Minister reports ‘good story’ on employment rights reform

On a day when there was some silliness in the air about Ministerial ‘report cards’ Richard Bruton returned to UCD, the location of his announcement last July at the UCD Law School/Employment Law Association of Ireland event on his plans to shake up the employment rights bodies to give an update on what he had been doing in the meantime.

The Minister for Jobs, Enterprise and Innovation would be getting ‘A’s for effort and achievement on his ‘report card’!

Speaking at the IRN annual conference in UCD (www.irn.ie, no serious practitioner should be without a subscription!) the Minister told the attendance that he had ‘a good story to tell’ about the journey since that announcement.

He first outlined the principles underlying the project.

‘High standards in the workplace and good employment rights give us competitive advantage’ he said. ‘While the voluntary system is good up to a point the absence of a means to vindicate rights would undermine confidence in the system’.

He repeated the widely shared criticism of the current system as having too many routes of entry, of engaging parties in the adversarial process too early and of being too legalistic and costly.

His key priorities were early intervention, speedy adjudication when it reaches the adversarial stage and credible enforcement.

The Minister’s ‘good story’ included confirmation that the 30 complaints forms had now been reduced to one and the five portals of entry to the system also down to one.

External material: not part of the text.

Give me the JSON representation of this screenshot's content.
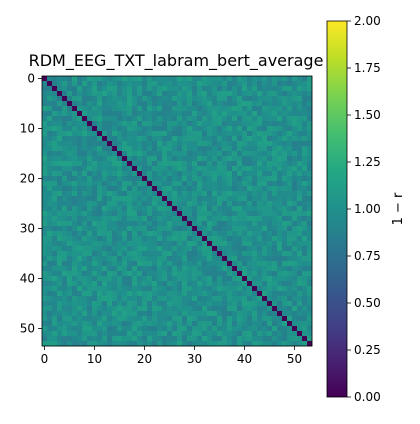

There is a single website www.workplacerelations.ie

Employers are now notified in 48 hours that a claim has been lodged (this could have been 8 months according to the Minister and also in this writer’s experience. Long after the ‘safety’ of the six month deadline had passed one could learn that a claim had been lodged).

And this Minister ain’t finished yet!

The next phase will include the option of inputing a claim on line, and a pilot project of the new system ‘within weeks’.

The shape of the new system in three stages will be early resolution (mediation); inspection by the newly titled ‘Compliance Officers’ of NERA (better than ‘Inspectors’, the Minister feels) who will seek voluntary compliance and may impose ‘on the spot’ fines rather than drag an employer through the formal processes.

Stage three will be adjudication initially by a single person adjudicator with the option of a de novo appeal hearing at a three person tribunal in a newly vamped Labour court, it would seem.

And it doesn’t stop with the structures.

The Minister promised a decision from the first instance hearing within 28 days, and a database of ‘case law’ which parties can consult for reference.

Interestingly, as I understood him these adjudicators will be sought from suitably qualified people selected by open competition.

The Minister has promised that legislation to underpin all this will be on the statute books in the autumn with a consultative document to be published by the end of this month (March).

The Minister ended with a strong endorsement of the public service team which had taken this project so far.

He said he had often referred to the public service as containing ‘committed and talented people trapped in a system which had failed them’. He paid a tribute to those led by Ger Deering who had driven the reform process.

An interesting discussion followed with contributions from Kevin Duffy, Chairman of the Labour Court, Kieran Mulvey Chief Executive of the LRC, Ger Deering, Director of the Reform process, Brendan McGinty of IBEC and Tom O’Driscoll BL who heads up the Legal unit at SIPTU. All agreed that these were ‘landmark’ developments and in Kevin Duffy’s words ‘looked like they will happen’ a reference, one assumes to previous discussions about reform failing to get beyond the starting gate

I have one question (and it has been discussed in a recent blog). Within the commercial sphere the courts have powers (and in the UK have used them) to ‘punish’ parties who unreasonably refuse to attend at mediation or mess about when they are there.

What incentives will there be to use the early resolution service, or, based on the Halsey case principles (and others) and the likely application of Order 56A of the Rules of the Superior Courts  what adverse consequences might flow for not doing so?

Kieran Mulvey went a step further (backwards, in a way) to say that there was a need to bring solutions back to the workplace, and said that the continued juridification of the process is not helpful, a point echoed by Brendan McGinty who noted that behind the issue of employment rights is the issue of workplace relations.

Here at Workplace Solutions we are really in favour of, well workplace solutions!